Sheila Harriman-Reid said Wednesday that the military needs to do more to protect U.S. troops.

Fort Bragg soldier Justin Helton, 25, was among the five killed Monday when an airstrike was called in after a U.S. unit was ambushed by the Taliban in southern Afghanistan. Military officials are investigating the incident.

"There's absolutely no such thing as friendly fire," Harriman-Reid said. "There's nothing friendly about getting bombed. There's nothing friendly about getting shot at or being shot."

When Chief Warrant Officer 2 Stanley Harriman died in Afghanistan in March 2002, the Army initially told Harriman-Reid that her husband had been killed in an enemy attack. Officials later changed the story, saying that U.S. aircraft providing cover for ground troops at night mistook his convoy for al-Qaeda and attacked.

"It made me angry that that had happened," she said. "Then it turned into more frustration because it's like, let's fix this problem."

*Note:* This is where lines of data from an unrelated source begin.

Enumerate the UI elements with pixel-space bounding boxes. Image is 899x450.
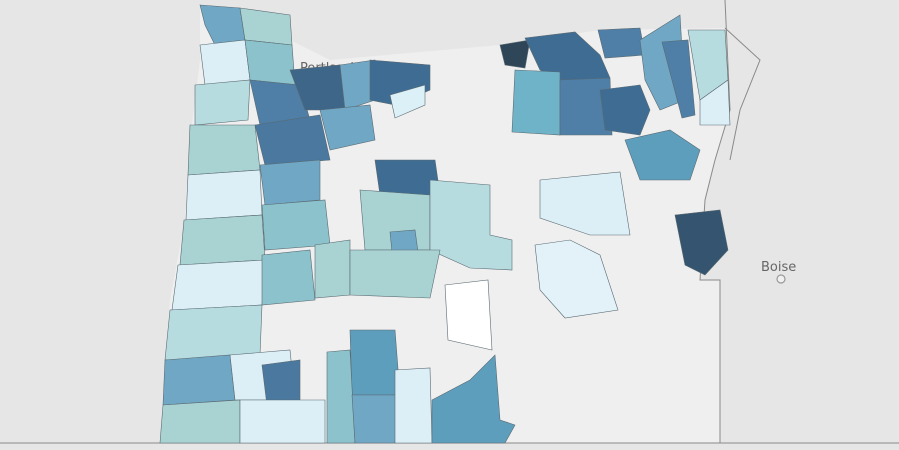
district [314, 239, 351, 299]
city-marker [776, 274, 786, 284]
district [199, 39, 251, 86]
district [244, 39, 296, 86]
district [534, 239, 619, 319]
district [185, 169, 263, 221]
district [699, 79, 731, 126]
district [674, 209, 729, 276]
district [599, 84, 651, 136]
state-border [724, 27, 761, 161]
districts [159, 4, 731, 444]
district [179, 214, 266, 266]
district [187, 124, 261, 176]
state-border [699, 0, 731, 443]
district [499, 39, 531, 69]
district [559, 77, 613, 136]
district [239, 399, 326, 444]
district [624, 129, 701, 181]
district [351, 394, 401, 444]
district [159, 399, 241, 444]
district [261, 249, 316, 306]
district [326, 349, 356, 444]
district [431, 354, 516, 444]
city-label: Boise [761, 260, 796, 275]
district [319, 104, 376, 151]
district [511, 69, 561, 136]
district [349, 249, 441, 299]
district [389, 229, 419, 253]
district [164, 304, 263, 361]
district [254, 114, 331, 166]
district [661, 39, 696, 119]
district [394, 367, 433, 444]
district [539, 171, 631, 236]
district [349, 329, 401, 396]
district [194, 79, 251, 126]
district [162, 354, 236, 406]
district [171, 259, 266, 311]
district [444, 279, 493, 351]
district [261, 199, 331, 251]
district [259, 159, 321, 206]
district [389, 84, 426, 119]
district [597, 27, 646, 59]
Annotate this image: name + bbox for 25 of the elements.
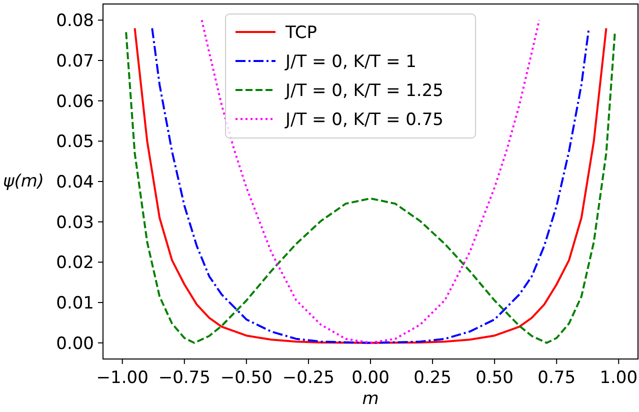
x-tick-label: −0.25 — [282, 368, 335, 388]
line-series — [200, 19, 540, 344]
y-axis-title: ψ(m) — [3, 172, 44, 192]
x-tick-label: 0.25 — [414, 368, 452, 388]
y-tick-label: 0.05 — [56, 132, 94, 152]
legend-label: J/T = 0, K/T = 1.25 — [284, 81, 444, 101]
y-tick-label: 0.03 — [56, 212, 94, 233]
x-tick-label: 0.00 — [352, 368, 390, 388]
x-tick-label: −0.75 — [158, 368, 210, 388]
y-tick-label: 0.00 — [56, 334, 94, 354]
y-tick-label: 0.07 — [56, 51, 94, 72]
x-tick-label: 0.50 — [476, 368, 514, 388]
legend-label: J/T = 0, K/T = 0.75 — [284, 110, 444, 130]
x-tick-label: 1.00 — [600, 368, 638, 388]
x-tick-label: −0.50 — [220, 368, 272, 388]
y-tick-label: 0.01 — [56, 294, 94, 314]
y-tick-label: 0.06 — [56, 92, 94, 112]
x-tick-label: −1.00 — [96, 368, 148, 388]
legend-label: TCP — [284, 23, 318, 43]
y-tick-label: 0.04 — [56, 172, 94, 192]
x-tick-label: 0.75 — [538, 368, 576, 388]
y-tick-label: 0.02 — [56, 253, 94, 274]
y-tick-label: 0.08 — [56, 11, 94, 32]
x-axis-title: m — [362, 389, 379, 409]
legend-label: J/T = 0, K/T = 1 — [284, 52, 416, 72]
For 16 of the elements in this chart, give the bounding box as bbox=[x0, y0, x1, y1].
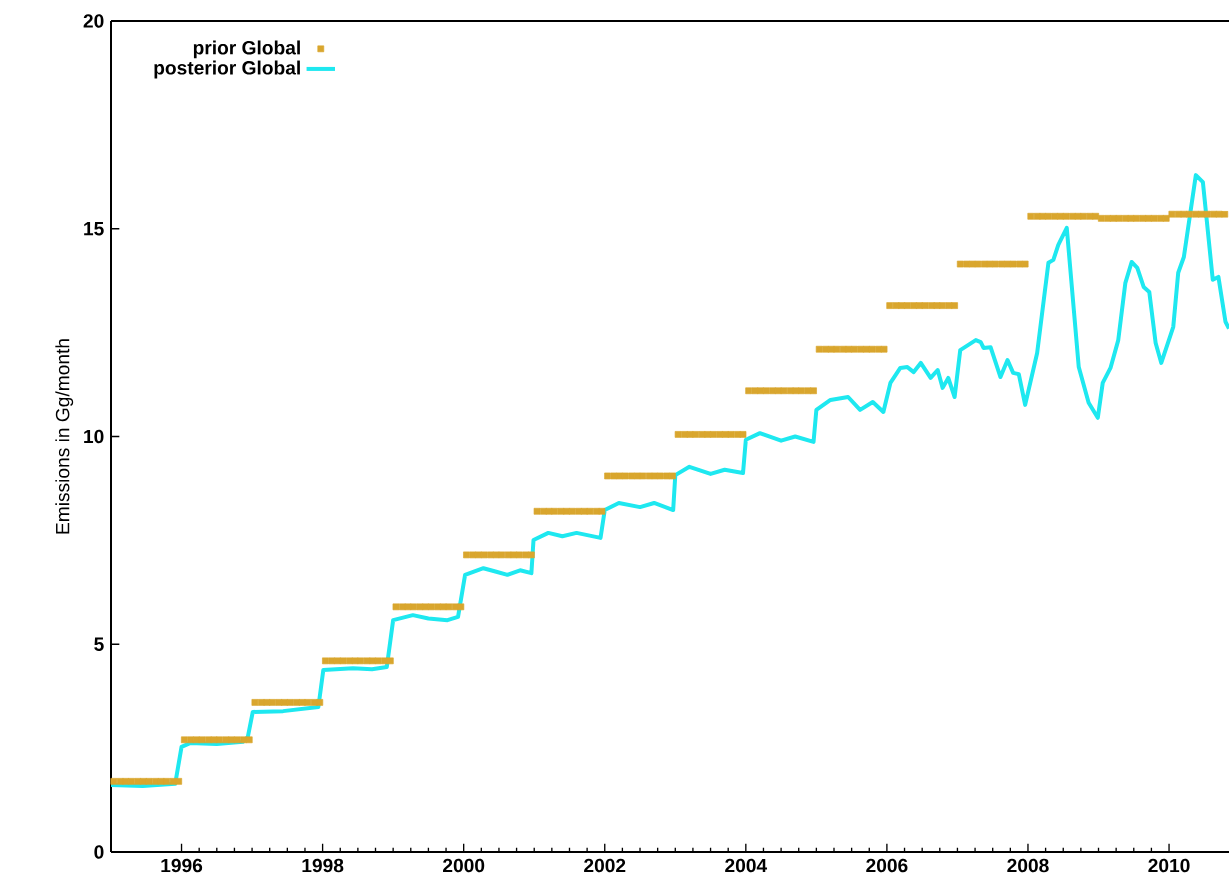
x-tick-label: 1998 bbox=[302, 858, 344, 873]
x-tick-label: 2008 bbox=[1007, 858, 1049, 873]
x-tick-label: 2004 bbox=[725, 858, 768, 873]
x-tick-label: 2010 bbox=[1148, 858, 1190, 873]
y-tick-label: 0 bbox=[94, 845, 104, 859]
y-tick-label: 10 bbox=[84, 429, 104, 444]
legend-label: prior Global bbox=[193, 40, 300, 59]
x-tick-label: 2006 bbox=[866, 858, 908, 873]
y-tick-label: 20 bbox=[83, 14, 104, 28]
y-tick-label: 15 bbox=[84, 222, 104, 236]
legend-label: posterior Global bbox=[154, 60, 300, 79]
y-tick-label: 5 bbox=[94, 637, 104, 651]
x-tick-label: 1996 bbox=[161, 858, 203, 873]
x-tick-label: 2002 bbox=[584, 858, 626, 873]
x-tick-label: 2000 bbox=[443, 858, 485, 873]
y-axis-title: Emissions in Gg/month bbox=[55, 339, 74, 534]
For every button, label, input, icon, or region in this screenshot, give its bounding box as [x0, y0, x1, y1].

Harriman-Reid said there's no excuse for friendly fire deaths. There must be better systems of identification and protocols, she said.

"I understand that, through war, there is a lot of confusion when things get hectic and we are human, and because we are human, we make human error," she said. "I think the technology is there and it's advanced enough so that a lot of this can be avoided."

Her face clenches when asked if the passage of time makes her husband's death any easier to handle.

The couple's 18-year-old daughter graduated from high school Wednesday, and their son, who is about to turn 16, plans to follow his father into the Army after he attends college.

"We will always keep Stan alive for our family in whatever we do," Harriman-Reid said, adding that, regardless of how he died, "It will never change the fact that he's still an American hero."